Eine empirische Analyse in fünf Bundesländern

– Dissertation von Björn Möller – 

Veröffentlichungsdatum

29.08.2023

Autor:innen

Björn Möller

Inhalt

Ausgangspunkt meiner Dissertation war der Wandel des Verhältnisses zwischen Staat und Universitäten unter dem Paradigmenwechsel des New Public Managements. Dies führte unter anderem dazu, dass die Funktionen des Staates zu Lasten der Einflussmöglichkeiten in den Hochschulbereich reduziert wurden und dem Staat drohte, den Einblick in die Universitäten zu verlieren. Um diesem drohenden Verlust entgegenzuwirken, nutzte der Staat vermehrt kennzahlenbasierte Steuerungsinstrumente. Zur Analyse dieses organisationssoziologischen Problems der Hochschulforschung habe ich einen politikwissenschaftlichen Zugang gewählt. Dieser ermöglicht mir, die in der Hochschulforschung häufig abstrakte Beschreibung der Politik als „Staat“ dezidiert auszuformulieren und gleichzeitig die Universität als Untersuchungsgegenstand in der Politikwissenschaft zu etablieren. Daraus ergab sich für mich die übergreifende Fragestellung, welche Bedeutung metrifizierende Berichtspflichten und metrifizierte Berichte bei der ministeriellen Steuerung von Universitäten haben.
Als theoretischen Zugang habe ich die Prinzipal-Agenten-Theorie gewählt. Anders als die in der Hochschulforschung gängigen Governance-Ansätze bietet die Prinzipal-Agenten-Theorie den Vorteil, das hierarchische Verhältnis zwischen Ministerial- und Universitätsvertreter:innen angemessen berücksichtigen zu können. So zeichnet sich der Grundgedanke der Prinzipal-Agenten-Theorie in der Regel dadurch aus, dass eine spezifische Form der sozialen Interaktion vorliegt, die einen (mehrstufigen) Delegationsvorgang zwischen zwei oder mehr Akteur:innen beschreibt (u. a. Jensen & Meckling, 1976; Döhler, 2007). Aufgrund unterschiedlicher Expertise bei den Akteur:innen lassen sich überdies asymmetrische Informationsverhältnisse zwischen Prinzipal – den Ministerialvertreter:innen – und Agent – den Universitätskanzler:innen – feststellen. Aufgrund dessen werden vermehrt kennzahlenbasierte Steuerungsinstrumente zur Kontrolle der Agenten eingesetzt (u. a. Gilardi & Braun, 2002).

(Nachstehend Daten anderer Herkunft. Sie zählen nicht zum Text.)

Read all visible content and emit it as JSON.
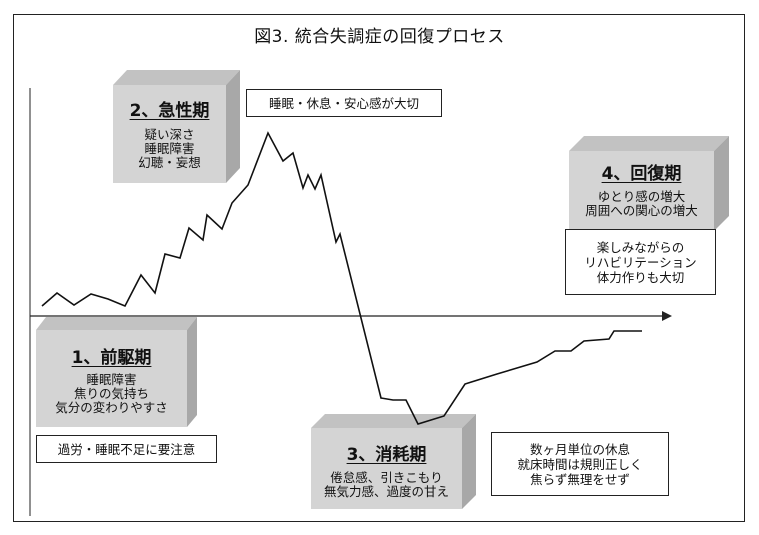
{
  "title": "図3. 統合失調症の回復プロセス",
  "phases": [
    {
      "id": "prodromal",
      "title": "1、前駆期",
      "lines": [
        "睡眠障害",
        "焦りの気持ち",
        "気分の変わりやすさ"
      ]
    },
    {
      "id": "acute",
      "title": "2、急性期",
      "lines": [
        "疑い深さ",
        "睡眠障害",
        "幻聴・妄想"
      ]
    },
    {
      "id": "exhaustion",
      "title": "3、消耗期",
      "lines": [
        "倦怠感、引きこもり",
        "無気力感、過度の甘え"
      ]
    },
    {
      "id": "recovery",
      "title": "4、回復期",
      "lines": [
        "ゆとり感の増大",
        "周囲への関心の増大"
      ]
    }
  ],
  "notes": {
    "prodromal": [
      "過労・睡眠不足に要注意"
    ],
    "acute": [
      "睡眠・休息・安心感が大切"
    ],
    "exhaustion": [
      "数ヶ月単位の休息",
      "就床時間は規則正しく",
      "焦らず無理をせず"
    ],
    "recovery": [
      "楽しみながらの",
      "リハビリテーション",
      "体力作りも大切"
    ]
  },
  "colors": {
    "box_face": "#d4d4d4",
    "box_top": "#c2c2c2",
    "box_side": "#a8a8a8",
    "line": "#111111"
  }
}
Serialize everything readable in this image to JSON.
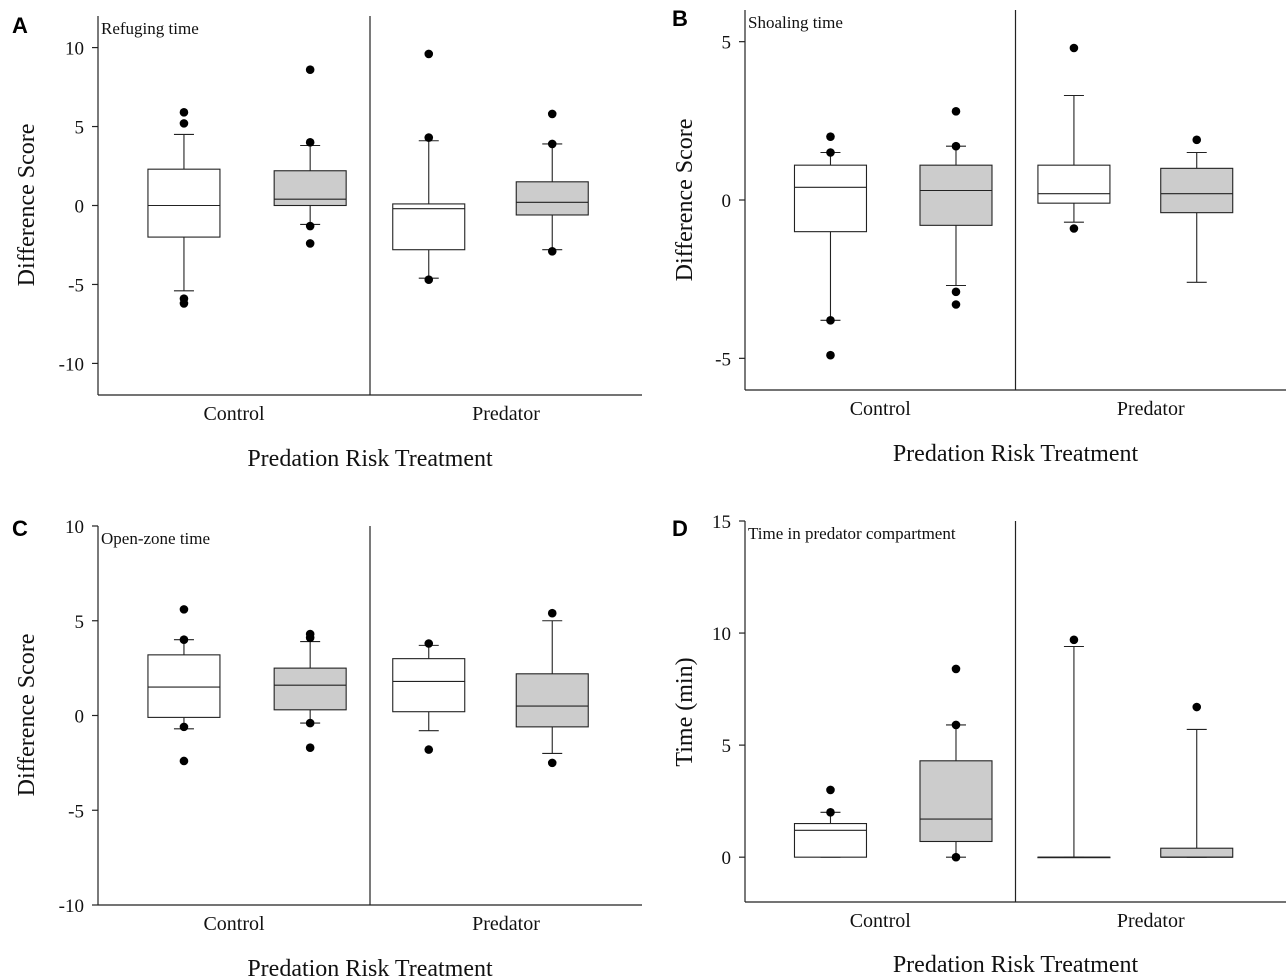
{
  "figure": {
    "background": "#ffffff",
    "box_colors": {
      "Control group": "#ffffff",
      "Treatment group": "#cccccc"
    },
    "line_color": "#222222",
    "outlier_color": "#000000"
  },
  "chart_data": [
    {
      "panel": "A",
      "type": "box",
      "title": "Refuging time",
      "xlabel": "Predation Risk Treatment",
      "ylabel": "Difference Score",
      "ylim": [
        -12,
        12
      ],
      "yticks": [
        10,
        5,
        0,
        -5,
        -10
      ],
      "categories": [
        "Control",
        "Predator"
      ],
      "boxes": [
        {
          "category": "Control",
          "fill": "white",
          "whisker_low": -5.4,
          "q1": -2.0,
          "median": 0.0,
          "q3": 2.3,
          "whisker_high": 4.5,
          "outliers": [
            5.9,
            5.2,
            -5.9,
            -6.2
          ]
        },
        {
          "category": "Control",
          "fill": "gray",
          "whisker_low": -1.2,
          "q1": 0.0,
          "median": 0.4,
          "q3": 2.2,
          "whisker_high": 3.8,
          "outliers": [
            8.6,
            4.0,
            -1.3,
            -2.4
          ]
        },
        {
          "category": "Predator",
          "fill": "white",
          "whisker_low": -4.6,
          "q1": -2.8,
          "median": -0.2,
          "q3": 0.1,
          "whisker_high": 4.1,
          "outliers": [
            9.6,
            4.3,
            -4.7
          ]
        },
        {
          "category": "Predator",
          "fill": "gray",
          "whisker_low": -2.8,
          "q1": -0.6,
          "median": 0.2,
          "q3": 1.5,
          "whisker_high": 3.9,
          "outliers": [
            5.8,
            3.9,
            -2.9
          ]
        }
      ]
    },
    {
      "panel": "B",
      "type": "box",
      "title": "Shoaling time",
      "xlabel": "Predation Risk Treatment",
      "ylabel": "Difference Score",
      "ylim": [
        -6,
        6
      ],
      "yticks": [
        5,
        0,
        -5
      ],
      "categories": [
        "Control",
        "Predator"
      ],
      "boxes": [
        {
          "category": "Control",
          "fill": "white",
          "whisker_low": -3.8,
          "q1": -1.0,
          "median": 0.4,
          "q3": 1.1,
          "whisker_high": 1.5,
          "outliers": [
            2.0,
            1.5,
            -3.8,
            -4.9
          ]
        },
        {
          "category": "Control",
          "fill": "gray",
          "whisker_low": -2.7,
          "q1": -0.8,
          "median": 0.3,
          "q3": 1.1,
          "whisker_high": 1.7,
          "outliers": [
            2.8,
            1.7,
            -2.9,
            -3.3
          ]
        },
        {
          "category": "Predator",
          "fill": "white",
          "whisker_low": -0.7,
          "q1": -0.1,
          "median": 0.2,
          "q3": 1.1,
          "whisker_high": 3.3,
          "outliers": [
            4.8,
            -0.9
          ]
        },
        {
          "category": "Predator",
          "fill": "gray",
          "whisker_low": -2.6,
          "q1": -0.4,
          "median": 0.2,
          "q3": 1.0,
          "whisker_high": 1.5,
          "outliers": [
            1.9
          ]
        }
      ]
    },
    {
      "panel": "C",
      "type": "box",
      "title": "Open-zone time",
      "xlabel": "Predation Risk Treatment",
      "ylabel": "Difference Score",
      "ylim": [
        -10,
        10
      ],
      "yticks": [
        10,
        5,
        0,
        -5,
        -10
      ],
      "categories": [
        "Control",
        "Predator"
      ],
      "boxes": [
        {
          "category": "Control",
          "fill": "white",
          "whisker_low": -0.7,
          "q1": -0.1,
          "median": 1.5,
          "q3": 3.2,
          "whisker_high": 4.0,
          "outliers": [
            5.6,
            4.0,
            -0.6,
            -2.4
          ]
        },
        {
          "category": "Control",
          "fill": "gray",
          "whisker_low": -0.4,
          "q1": 0.3,
          "median": 1.6,
          "q3": 2.5,
          "whisker_high": 3.9,
          "outliers": [
            4.3,
            4.1,
            -0.4,
            -1.7
          ]
        },
        {
          "category": "Predator",
          "fill": "white",
          "whisker_low": -0.8,
          "q1": 0.2,
          "median": 1.8,
          "q3": 3.0,
          "whisker_high": 3.7,
          "outliers": [
            3.8,
            -1.8
          ]
        },
        {
          "category": "Predator",
          "fill": "gray",
          "whisker_low": -2.0,
          "q1": -0.6,
          "median": 0.5,
          "q3": 2.2,
          "whisker_high": 5.0,
          "outliers": [
            5.4,
            -2.5
          ]
        }
      ]
    },
    {
      "panel": "D",
      "type": "box",
      "title": "Time in predator compartment",
      "xlabel": "Predation Risk Treatment",
      "ylabel": "Time (min)",
      "ylim": [
        -2,
        15
      ],
      "yticks": [
        15,
        10,
        5,
        0
      ],
      "categories": [
        "Control",
        "Predator"
      ],
      "boxes": [
        {
          "category": "Control",
          "fill": "white",
          "whisker_low": 0.0,
          "q1": 0.0,
          "median": 1.2,
          "q3": 1.5,
          "whisker_high": 2.0,
          "outliers": [
            3.0,
            2.0
          ]
        },
        {
          "category": "Control",
          "fill": "gray",
          "whisker_low": 0.0,
          "q1": 0.7,
          "median": 1.7,
          "q3": 4.3,
          "whisker_high": 5.9,
          "outliers": [
            8.4,
            5.9,
            0.0
          ]
        },
        {
          "category": "Predator",
          "fill": "white",
          "whisker_low": 0.0,
          "q1": 0.0,
          "median": 0.0,
          "q3": 0.0,
          "whisker_high": 9.4,
          "outliers": [
            9.7
          ]
        },
        {
          "category": "Predator",
          "fill": "gray",
          "whisker_low": 0.0,
          "q1": 0.0,
          "median": 0.0,
          "q3": 0.4,
          "whisker_high": 5.7,
          "outliers": [
            6.7
          ]
        }
      ]
    }
  ]
}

Zur Beantwortung der Fragestellung wurde eine vergleichende Analyse (Tilly, 1984) in fünf Bundesländern durchgeführt. Als Resultat eines kriterienbasierten Samplings (Seawright & Gerring, 2008) wurden Bayern, Hamburg, Niedersachsen, Nordrhein-Westfalen und Sachsen ausgewählt. Zunächst wurden in den genannten Ländern die gesetzlichen Rahmenbedingungen analysiert. Um anschließend sowohl die ministerielle als auch die universitäre Perspektive auf die Bedeutung der metrifizierenden Berichtspflichten und metrifizierten Berichte zu erschließen, wurden 17 Expert:inneninterviews (u.a. Meuser & Nagel, 2009) mit Universitätskanzler:innen und Ministerialvertreter:innen geführt. Zur Auswertung des Datenmaterials wurde die inhaltlich strukturierende qualitativen Inhaltsanalyse nach Mayring (2015) herangezogen.

Der übergreifenden Forschungsfrage wurde in drei Analyseschritten nachgegangen. In einem ersten Schritt zeigt sich anhand der vergleichenden Analyse rechtlicher Rahmenbedingungen der ministeriellen Steuerung von Universitäten ein sich öffnender Gestaltungsraum der handelnden Akteur:innen. Dabei wird deutlich, dass die Regelungsdichte in Bezug auf Zielvereinbarungen und Hochschulentwicklungsplanungen zwischen den Landeshochschulgesetzen sehr heterogen ist. Mit einem Perspektivwechsel hin zur vergleichenden Analyse der Expert:inneninterviews geht es anschließend um die Ziele und Interessen, die die befragten Expert:innen mit den metrifizierenden Berichtspflichten und metrifizierten Berichten verfolgen. Schnell wird deutlich, dass die Unterschiede zwischen den Bundesländern aus dem ersten Analyseschritt sich nicht in den Zielen und Interessen der handelnden Akteur:innen wiederfinden. Vielmehr werden von den Befragten die klassischen, mit dem New Public Management verbundenen Zieldimensionen genannt. Darunter finden sich unter anderem die Nachweis- und Rechenschaftspflicht gesetzeskonformen Handelns, die Angemessenheit der Mittelausschüttung sowie die Stärkung der Hochschulautonomie. Darüber hinaus sehen sowohl die Ministerialvertreter:innen als auch die Kanzler:innen metrifizierende Berichtspflichten und metrifizierte Berichte als gemeinsame Entscheidungs- und Kommunikationsbasis. Aus theoretischer Perspektive werden überdies die asymmetrischen Informationsverhältnisse zwischen Prinzipal und Agent sowie die Relevanz eines gemeinsamen Gestaltungsraumes deutlich. Überraschend ist hingegen, dass anders als im klassischen Theorieverständnis die gegenseitigen Informationsdefizite nicht ausgenutzt werden, sondern statt einer individuelle Nutzenmaximierung, eine gemeinsame Nutzenmaximierung gegenüber Dritten angestrebt wird. Bereits an dieser Stelle zeigt sich, dass die zweistufige Steuerung (Döhler, 2011) um eine zusätzliche Stufe – die ex-post-Gestaltung der metrifizierenden Berichtspflichten – erweitert werden.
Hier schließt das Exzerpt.